CodePudding user response:
TL;DR: Think of your 'test data' more like 'validation data', which you hope represents truly unseen test data. Ideally if the model performs well for many different validation datasets it will work well when applied to real life test data which wasn't used in the training-validation process.
This confusion is justified. You are correct.
This is where the terminology training data, validation data and test data can make things more clear. Models are trained on training data. This is data directly seen by the model to go through the process of updating its parameters and learn. Validation data is data the we use to validate how well the model has actually learned. It is not directly seen by the model and we use it to judge things like under or overfitting. It is assumed that the validation data is a good representation of test data. Test data is what we will end up applying our model to in the real world, it have never been seen in any way by the model.
Test and validation data are often used interchangeably, with most people just using training and test terminology.
An example: If you are build a cat detector you collect images of cats, you split these images into training and validation sets. You assume the validation set is an accurate representation of the kinds of cat images people will use your model on in the real world. You train your model on the training data, validate how well it has learned on the validation data and once you think it has learned well you deploy the model. People will use it on their own images to detect cats. These images are the true test data, which have never been seen by the model, but hopefully your validation set was a good indicator of how you model will perform on these images.
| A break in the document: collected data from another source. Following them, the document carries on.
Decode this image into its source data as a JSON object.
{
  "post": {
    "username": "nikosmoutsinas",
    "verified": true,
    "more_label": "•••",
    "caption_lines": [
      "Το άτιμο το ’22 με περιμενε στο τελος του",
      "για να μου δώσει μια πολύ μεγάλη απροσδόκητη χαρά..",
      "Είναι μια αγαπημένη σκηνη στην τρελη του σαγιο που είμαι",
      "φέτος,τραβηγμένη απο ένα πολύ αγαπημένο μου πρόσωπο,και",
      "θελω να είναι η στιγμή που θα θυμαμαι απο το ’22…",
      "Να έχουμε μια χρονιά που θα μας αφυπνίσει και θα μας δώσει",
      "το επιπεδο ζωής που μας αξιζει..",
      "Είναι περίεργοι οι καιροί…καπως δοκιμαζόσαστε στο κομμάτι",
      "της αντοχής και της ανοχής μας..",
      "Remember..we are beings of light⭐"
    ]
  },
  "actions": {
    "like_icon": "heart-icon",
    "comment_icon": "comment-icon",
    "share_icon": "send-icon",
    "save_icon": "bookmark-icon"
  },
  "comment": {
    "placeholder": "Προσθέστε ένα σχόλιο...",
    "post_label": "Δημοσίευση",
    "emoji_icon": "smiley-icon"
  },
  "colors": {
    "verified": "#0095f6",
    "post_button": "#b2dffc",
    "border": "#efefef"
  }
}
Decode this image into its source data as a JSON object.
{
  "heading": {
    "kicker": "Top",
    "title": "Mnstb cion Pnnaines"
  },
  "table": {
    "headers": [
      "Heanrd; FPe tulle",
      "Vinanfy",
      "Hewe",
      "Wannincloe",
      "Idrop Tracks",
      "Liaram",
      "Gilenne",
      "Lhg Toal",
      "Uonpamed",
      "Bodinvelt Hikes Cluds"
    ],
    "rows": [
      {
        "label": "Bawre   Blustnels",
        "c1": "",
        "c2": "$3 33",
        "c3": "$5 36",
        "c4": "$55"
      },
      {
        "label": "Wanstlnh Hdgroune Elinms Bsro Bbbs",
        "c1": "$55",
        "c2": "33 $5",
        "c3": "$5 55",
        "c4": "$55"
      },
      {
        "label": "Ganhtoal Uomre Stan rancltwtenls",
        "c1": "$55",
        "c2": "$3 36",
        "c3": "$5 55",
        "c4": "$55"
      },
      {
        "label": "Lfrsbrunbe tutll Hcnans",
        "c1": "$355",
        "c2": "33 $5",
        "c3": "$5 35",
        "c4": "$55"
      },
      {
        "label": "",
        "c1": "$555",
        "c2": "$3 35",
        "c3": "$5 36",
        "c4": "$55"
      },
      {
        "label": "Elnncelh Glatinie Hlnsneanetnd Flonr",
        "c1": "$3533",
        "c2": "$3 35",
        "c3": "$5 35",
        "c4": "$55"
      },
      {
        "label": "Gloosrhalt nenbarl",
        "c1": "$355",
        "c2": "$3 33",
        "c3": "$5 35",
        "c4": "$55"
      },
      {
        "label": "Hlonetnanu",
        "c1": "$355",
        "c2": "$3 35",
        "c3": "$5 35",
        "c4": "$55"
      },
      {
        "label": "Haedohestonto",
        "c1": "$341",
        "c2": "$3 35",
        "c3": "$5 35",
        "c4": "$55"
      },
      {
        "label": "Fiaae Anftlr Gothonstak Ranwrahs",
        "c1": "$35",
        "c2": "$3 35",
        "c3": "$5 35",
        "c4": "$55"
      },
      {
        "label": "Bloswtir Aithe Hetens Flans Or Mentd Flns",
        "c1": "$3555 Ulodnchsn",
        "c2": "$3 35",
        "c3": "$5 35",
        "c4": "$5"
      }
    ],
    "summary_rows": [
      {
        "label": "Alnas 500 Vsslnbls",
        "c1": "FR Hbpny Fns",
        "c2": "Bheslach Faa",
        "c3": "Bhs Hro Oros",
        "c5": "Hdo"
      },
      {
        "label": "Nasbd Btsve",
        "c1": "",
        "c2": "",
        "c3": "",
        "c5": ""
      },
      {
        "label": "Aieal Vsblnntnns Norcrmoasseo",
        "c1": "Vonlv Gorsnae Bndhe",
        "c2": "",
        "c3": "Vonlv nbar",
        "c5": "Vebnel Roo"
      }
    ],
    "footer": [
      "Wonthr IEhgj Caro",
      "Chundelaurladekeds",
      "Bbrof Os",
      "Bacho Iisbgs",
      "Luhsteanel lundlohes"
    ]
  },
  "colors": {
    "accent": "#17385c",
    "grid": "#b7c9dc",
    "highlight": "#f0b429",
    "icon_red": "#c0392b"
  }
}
K-fold cross validation is best used when your validation set may be small, or you are unsure of how well it represents test data (e.g. if there are only ginger cats in your validation set, it lead to your model failing on test data, so you would like to mix the validation set up). By performing k-fold cross validation you can validate your model more times, with different choices of validation set, which hopefully will give a better indication of your model's generalizability.